🤖 AI Summary
Existing multi-agent reinforcement learning (MARL) methods suffer from poor generalization under diverse reward structures and heterogeneous opponents, alongside limited scalability. This paper introduces the first standardized MARL competition platform built on Minecraft, leveraging Malmo for distributed training and integrating PPO, Q-learning, opponent modeling, and meta-learning to enable unified agent training across games and opponent types. Its key contributions are: (i) establishing the first multi-game, multi-opponent benchmark in a 3D open-world environment, with generalization—rather than single-task overfitting—as the core evaluation metric; and (ii) demonstrating significantly improved win-rate stability across diverse maps, rule sets, and opponent configurations.
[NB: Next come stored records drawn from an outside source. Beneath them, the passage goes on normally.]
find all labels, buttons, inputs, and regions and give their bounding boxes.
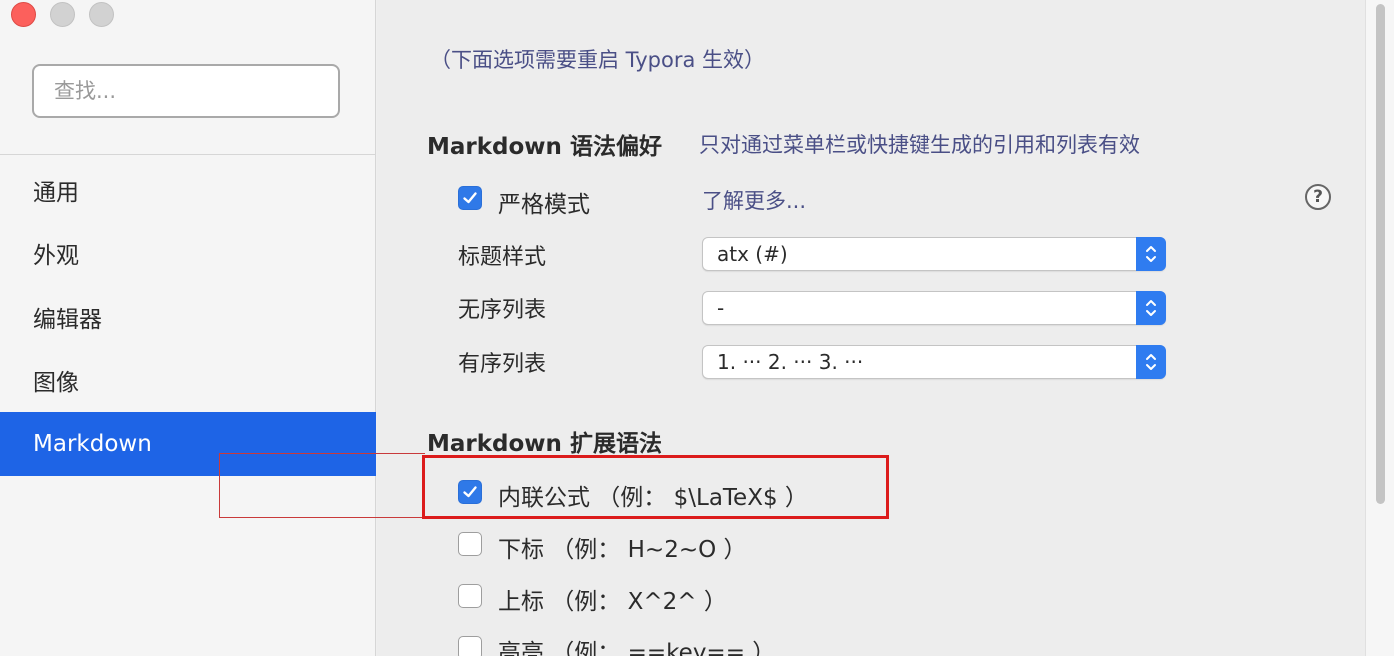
annotation-highlight-box bbox=[422, 455, 889, 519]
sidebar-item-appearance[interactable]: 外观 bbox=[0, 221, 376, 285]
superscript-label[interactable]: 上标 （例： X^2^ ） bbox=[498, 582, 727, 616]
help-icon[interactable]: ? bbox=[1305, 184, 1331, 210]
strict-mode-checkbox[interactable] bbox=[458, 186, 482, 210]
sidebar-item-image[interactable]: 图像 bbox=[0, 348, 376, 412]
sidebar-item-label: Markdown bbox=[33, 431, 152, 457]
help-icon-glyph: ? bbox=[1313, 187, 1323, 207]
sidebar-item-label: 外观 bbox=[33, 243, 79, 269]
sidebar-item-label: 编辑器 bbox=[33, 307, 102, 333]
zoom-window-button[interactable] bbox=[89, 2, 114, 27]
learn-more-link[interactable]: 了解更多... bbox=[702, 185, 806, 215]
sidebar-divider bbox=[0, 154, 376, 155]
ordered-list-label: 有序列表 bbox=[458, 352, 547, 377]
sidebar-item-label: 图像 bbox=[33, 370, 79, 396]
unordered-list-label: 无序列表 bbox=[458, 298, 547, 323]
superscript-checkbox[interactable] bbox=[458, 584, 482, 608]
sidebar-item-editor[interactable]: 编辑器 bbox=[0, 285, 376, 349]
sidebar-item-general[interactable]: 通用 bbox=[0, 158, 376, 222]
updown-arrows-icon bbox=[1136, 291, 1166, 325]
subscript-checkbox[interactable] bbox=[458, 532, 482, 556]
syntax-preference-title: Markdown 语法偏好 bbox=[427, 134, 662, 160]
strict-mode-label[interactable]: 严格模式 bbox=[498, 185, 590, 219]
extended-syntax-title: Markdown 扩展语法 bbox=[427, 431, 662, 457]
close-window-button[interactable] bbox=[11, 2, 36, 27]
unordered-list-select[interactable]: - bbox=[702, 291, 1166, 325]
restart-note: （下面选项需要重启 Typora 生效） bbox=[430, 48, 766, 72]
highlight-checkbox[interactable] bbox=[458, 636, 482, 656]
highlight-label[interactable]: 高亮 （例： ==key== ） bbox=[498, 633, 775, 656]
window-controls bbox=[11, 2, 114, 27]
preferences-sidebar: 通用 外观 编辑器 图像 Markdown bbox=[0, 0, 376, 656]
ordered-list-select[interactable]: 1. ··· 2. ··· 3. ··· bbox=[702, 345, 1166, 379]
updown-arrows-icon bbox=[1136, 237, 1166, 271]
heading-style-value: atx (#) bbox=[717, 242, 788, 266]
heading-style-label: 标题样式 bbox=[458, 245, 547, 270]
heading-style-select[interactable]: atx (#) bbox=[702, 237, 1166, 271]
scrollbar-thumb[interactable] bbox=[1376, 4, 1385, 504]
vertical-scrollbar[interactable] bbox=[1365, 0, 1394, 656]
ordered-list-value: 1. ··· 2. ··· 3. ··· bbox=[717, 350, 864, 374]
unordered-list-value: - bbox=[717, 296, 725, 320]
sidebar-item-label: 通用 bbox=[33, 180, 79, 206]
minimize-window-button[interactable] bbox=[50, 2, 75, 27]
search-input[interactable] bbox=[32, 64, 340, 118]
checkmark-icon bbox=[463, 192, 477, 204]
subscript-label[interactable]: 下标 （例： H~2~O ） bbox=[498, 530, 747, 564]
syntax-preference-hint: 只对通过菜单栏或快捷键生成的引用和列表有效 bbox=[699, 133, 1140, 157]
annotation-connector-box bbox=[219, 453, 425, 518]
updown-arrows-icon bbox=[1136, 345, 1166, 379]
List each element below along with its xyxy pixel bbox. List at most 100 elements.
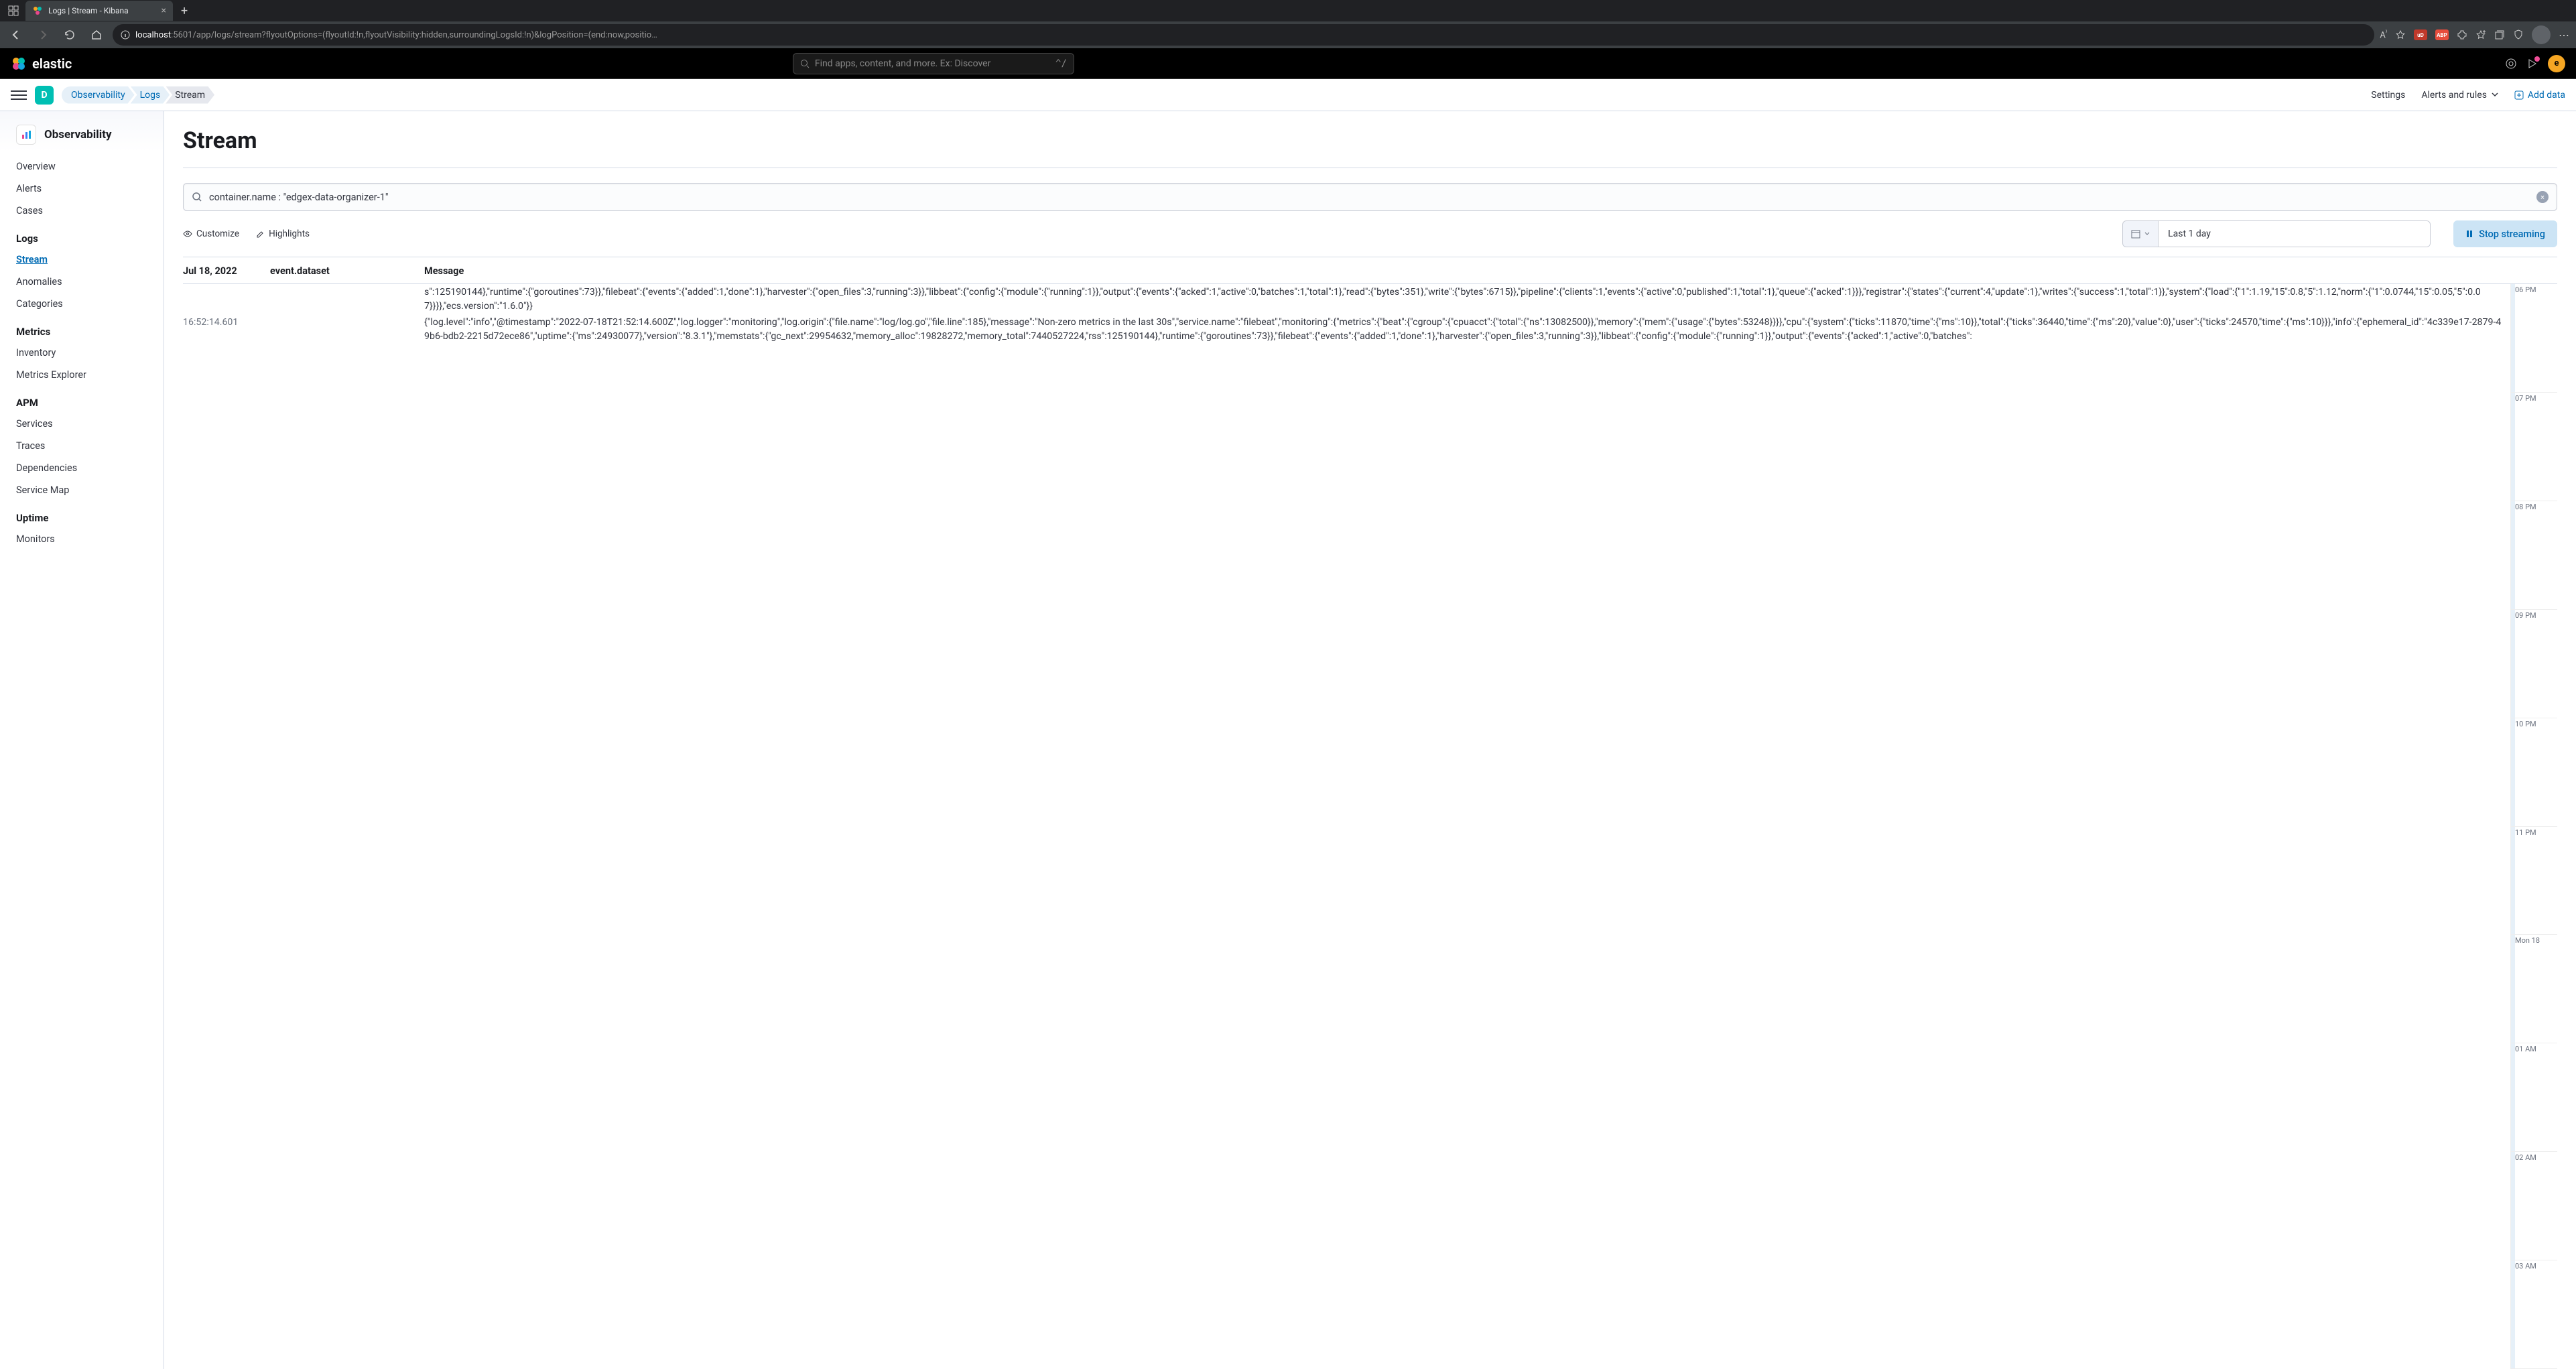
forward-button [32,24,54,46]
timeline-tick: Mon 18 [2511,935,2557,1043]
log-minimap[interactable]: 06 PM07 PM08 PM09 PM10 PM11 PMMon 1801 A… [2510,284,2557,1369]
pause-icon [2465,230,2473,238]
tab-title: Logs | Stream - Kibana [48,6,129,15]
user-avatar[interactable]: e [2548,55,2565,72]
reload-button[interactable] [59,24,80,46]
stop-streaming-button[interactable]: Stop streaming [2453,220,2557,247]
timeline-tick: 08 PM [2511,501,2557,610]
add-data-link[interactable]: Add data [2514,90,2565,101]
browser-tab[interactable]: Logs | Stream - Kibana × [25,1,173,21]
sidebar-item-traces[interactable]: Traces [0,435,164,457]
kibana-header: elastic Find apps, content, and more. Ex… [0,48,2576,79]
alerts-rules-dropdown[interactable]: Alerts and rules [2421,90,2498,101]
sidebar-item-monitors[interactable]: Monitors [0,528,164,550]
sidebar-item-service-map[interactable]: Service Map [0,479,164,501]
timeline-tick: 07 PM [2511,393,2557,501]
highlights-button[interactable]: Highlights [255,229,310,239]
column-header-message: Message [424,265,2557,277]
main-content: Stream × Customize Highlights Last 1 day [164,111,2576,1369]
home-button[interactable] [86,24,107,46]
time-range-picker[interactable]: Last 1 day [2122,220,2431,247]
elastic-logo[interactable]: elastic [11,56,72,72]
column-header-dataset: event.dataset [270,265,424,277]
sidebar-item-stream[interactable]: Stream [0,249,164,271]
calendar-button[interactable] [2123,221,2159,247]
sidebar-item-services[interactable]: Services [0,413,164,435]
nav-toggle-button[interactable] [11,87,27,103]
chevron-down-icon [2144,231,2150,237]
page-title: Stream [183,127,2557,154]
sidebar-group: Metrics [0,315,164,342]
time-range-value[interactable]: Last 1 day [2159,221,2430,247]
breadcrumb-logs[interactable]: Logs [131,86,170,104]
address-bar[interactable]: localhost:5601/app/logs/stream?flyoutOpt… [113,24,2374,46]
timeline-tick: 01 AM [2511,1043,2557,1152]
shield-icon[interactable] [2513,29,2524,40]
eye-icon [183,229,192,239]
timeline-tick: 02 AM [2511,1152,2557,1260]
timeline-tick: 10 PM [2511,718,2557,827]
url-host: localhost [135,30,171,40]
search-icon [800,59,810,68]
sidebar-item-inventory[interactable]: Inventory [0,342,164,364]
log-row[interactable]: s":125190144},"runtime":{"goroutines":73… [183,284,2510,314]
tab-overview-icon[interactable] [4,1,23,20]
back-button[interactable] [5,24,27,46]
highlight-icon [255,229,265,239]
extensions-icon[interactable] [2457,29,2467,40]
kibana-global-search[interactable]: Find apps, content, and more. Ex: Discov… [793,53,1074,74]
profile-button[interactable] [2532,25,2551,44]
observability-sidebar: Observability OverviewAlertsCasesLogsStr… [0,111,164,1369]
search-shortcut-hint: ^/ [1055,58,1067,69]
plus-box-icon [2514,90,2524,100]
customize-button[interactable]: Customize [183,229,239,239]
log-timestamp [183,285,270,313]
breadcrumb-observability[interactable]: Observability [62,86,135,104]
sidebar-item-dependencies[interactable]: Dependencies [0,457,164,479]
abp-extension-icon[interactable]: ABP [2435,29,2449,40]
app-sub-header: D Observability Logs Stream Settings Ale… [0,79,2576,111]
log-message: {"log.level":"info","@timestamp":"2022-0… [424,316,2510,343]
breadcrumb-stream: Stream [166,86,214,104]
search-placeholder: Find apps, content, and more. Ex: Discov… [815,58,990,69]
log-query-bar[interactable]: × [183,183,2557,211]
ublock-extension-icon[interactable]: uD [2414,29,2427,40]
timeline-tick: 09 PM [2511,610,2557,718]
elastic-mark-icon [11,56,27,72]
close-tab-icon[interactable]: × [162,5,166,16]
sidebar-item-anomalies[interactable]: Anomalies [0,271,164,293]
clear-query-button[interactable]: × [2536,191,2549,203]
sidebar-item-alerts[interactable]: Alerts [0,178,164,200]
more-menu-icon[interactable]: ⋯ [2559,29,2571,42]
breadcrumb: Observability Logs Stream [62,86,214,104]
favorites-bar-icon[interactable] [2475,29,2486,40]
calendar-icon [2131,229,2140,239]
log-message: s":125190144},"runtime":{"goroutines":73… [424,285,2510,313]
help-icon[interactable] [2505,58,2517,70]
sidebar-title: Observability [44,128,112,141]
sidebar-item-categories[interactable]: Categories [0,293,164,315]
log-timestamp: 16:52:14.601 [183,316,270,343]
space-selector[interactable]: D [35,86,54,105]
timeline-tick: 11 PM [2511,827,2557,935]
query-input[interactable] [209,192,2530,203]
newsfeed-icon[interactable] [2526,58,2538,70]
observability-icon [16,125,36,145]
url-path: :5601/app/logs/stream?flyoutOptions=(fly… [171,30,657,40]
settings-link[interactable]: Settings [2371,90,2405,101]
search-icon [192,192,202,202]
sidebar-group: APM [0,386,164,413]
sidebar-group: Logs [0,222,164,249]
browser-window-chrome: Logs | Stream - Kibana × + localhost:560… [0,0,2576,48]
reader-icon[interactable]: A⁾ [2380,29,2387,40]
sidebar-item-overview[interactable]: Overview [0,155,164,178]
log-row[interactable]: 16:52:14.601 {"log.level":"info","@timest… [183,314,2510,344]
log-dataset [270,316,424,343]
timeline-tick: 03 AM [2511,1260,2557,1369]
sidebar-item-metrics-explorer[interactable]: Metrics Explorer [0,364,164,386]
new-tab-button[interactable]: + [176,4,193,18]
collections-icon[interactable] [2494,29,2505,40]
favorite-icon[interactable] [2395,29,2406,40]
sidebar-item-cases[interactable]: Cases [0,200,164,222]
column-header-date: Jul 18, 2022 [183,265,270,277]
The platform provides a critical, reproducible benchmark and technical framework for MARL research toward artificial general intelligence (AGI).
📝 Abstract
Learning in multi-agent scenarios is a fruitful research direction, but current approaches still show scalability problems in multiple games with general reward settings and different opponent types. The Multi-Agent Reinforcement Learning in Malm""O (MARL""O) competition is a new challenge that proposes research in this domain using multiple 3D games. The goal of this contest is to foster research in general agents that can learn across different games and opponent types, proposing a challenge as a milestone in the direction of Artificial General Intelligence.